As part of the battle against global warming and climate change there is general agreement that the world needs to switch from internal combustion engines to electric vehicles.

Even using coal and other fossil fuels to generate the extra electricity, there would be a significant drop in carbon emissions, with electric motors more than twice as efficient as the best petrol and diesel engines and power stations also highly efficient.

With growing renewable energy sources, the carbon emissions would be reduced even more.

Besides investigating how Zimbabwe and the rest of Africa can in practical terms set up the charging networks and start manufacturing and assembling electric vehicles, Mr Song will be a special envoy for South Korea's Ministry of Foreign Affairs and will meet high ranking government officials during his mission.

According to The Korea Times, he will seek future cooperation between Zimbabwe and Hyundai Motor Group and exchange opinions on the supply and charging of electric vehicles in Africa, with his mission including selling the bid to host World Expo 2030.

Mr Song's visit comes as the Government is working with local private companies in setting up electric vehicle (EV) production plants in Zimbabwe, as provided in the National Development Strategy (NDS 1), which is expected to propel the country towards Vision 2030 for the attainment of an upper middle income economy.

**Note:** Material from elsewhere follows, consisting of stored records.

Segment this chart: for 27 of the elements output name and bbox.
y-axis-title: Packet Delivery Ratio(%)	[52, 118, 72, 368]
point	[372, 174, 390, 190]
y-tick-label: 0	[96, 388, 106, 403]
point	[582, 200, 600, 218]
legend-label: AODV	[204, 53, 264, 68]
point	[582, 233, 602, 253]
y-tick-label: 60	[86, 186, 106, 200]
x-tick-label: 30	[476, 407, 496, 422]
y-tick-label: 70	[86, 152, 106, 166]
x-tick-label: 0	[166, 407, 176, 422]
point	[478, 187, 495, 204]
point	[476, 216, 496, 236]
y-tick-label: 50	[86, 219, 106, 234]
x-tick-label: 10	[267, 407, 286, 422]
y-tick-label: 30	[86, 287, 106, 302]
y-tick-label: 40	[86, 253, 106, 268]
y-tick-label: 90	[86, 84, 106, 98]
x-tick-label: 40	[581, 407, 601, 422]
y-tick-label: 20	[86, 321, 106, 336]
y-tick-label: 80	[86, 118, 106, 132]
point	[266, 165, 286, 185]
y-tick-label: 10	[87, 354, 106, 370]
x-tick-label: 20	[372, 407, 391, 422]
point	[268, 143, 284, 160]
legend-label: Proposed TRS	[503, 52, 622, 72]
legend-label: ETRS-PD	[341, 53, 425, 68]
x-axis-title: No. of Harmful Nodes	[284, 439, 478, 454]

Director Energy Conservation and Renewable Energy in the Ministry of Energy and Power Development Dr Sosten Ziuku recently revealed that the ministry had since submitted a policy framework and road map for Zimbabwe e-Mobility to the Government for evaluation.

The policy document seeks, among other issues, to address the transport challenges in the country, including sustainable development goals (SDGs), which will reduce the negative impacts of climate change and ensure sustainable development.

Private sector companies are already working closely with the Government and line ministries in setting up e-vehicle plants in Harare and this is expected to create significant employment.

Already, three EVs assembly plants have been established in Harare by Build Your Dreams Zimbabwe (BYD), ZimTorque and Brad-Tech, with electric vehicles anticipated to significantly reduce the country's fuel import bill in the long run.

There are also calls to increase awareness of electric vehicles and make them more available since they are generally cheaper to run and they sharply reduce carbon emissions which have caused climate change, even if they use carbon-generated electricity.

Mr Song left South Korea on Sunday on the journey that will also take him to South Africa and Mozambique for six days up to Friday.

He is the first businessman to be dispatched overseas as the Minister of Foreign Affairs' special envoy for Busan's bid to host World Expo 2030.

Africa has 45 member countries of the Bureau International des Expositions (BIE), which is the second largest following Europe with 48 members.

"Africa has the second largest number of members of the international organisation on the Expo after Europe, so this visit is very meaningful," a Hyundai Motor Group official was quoted as saying.

Mr Song will visit Johannesburg and Pretoria, the administrative capital of South Africa, Maputo in Mozambique and Harare where he will meet high-ranking government officials and key figures in government ministries.

At those meetings, he will explain Busan's competitiveness and future vision for hosting the World Expo 2030 and seek support for the southern port city's bid.

According to reports, Mr Song will emphasise that Korea is the best country to support the growth of African countries by sharing the case of the country's transition from an economic aid recipient to a donor nation.

Hyundai Motor Group has been operating "Green Light Project," a social contribution project in Africa since 2012, and there will be discussions on the possibility of various social contribution projects in the future.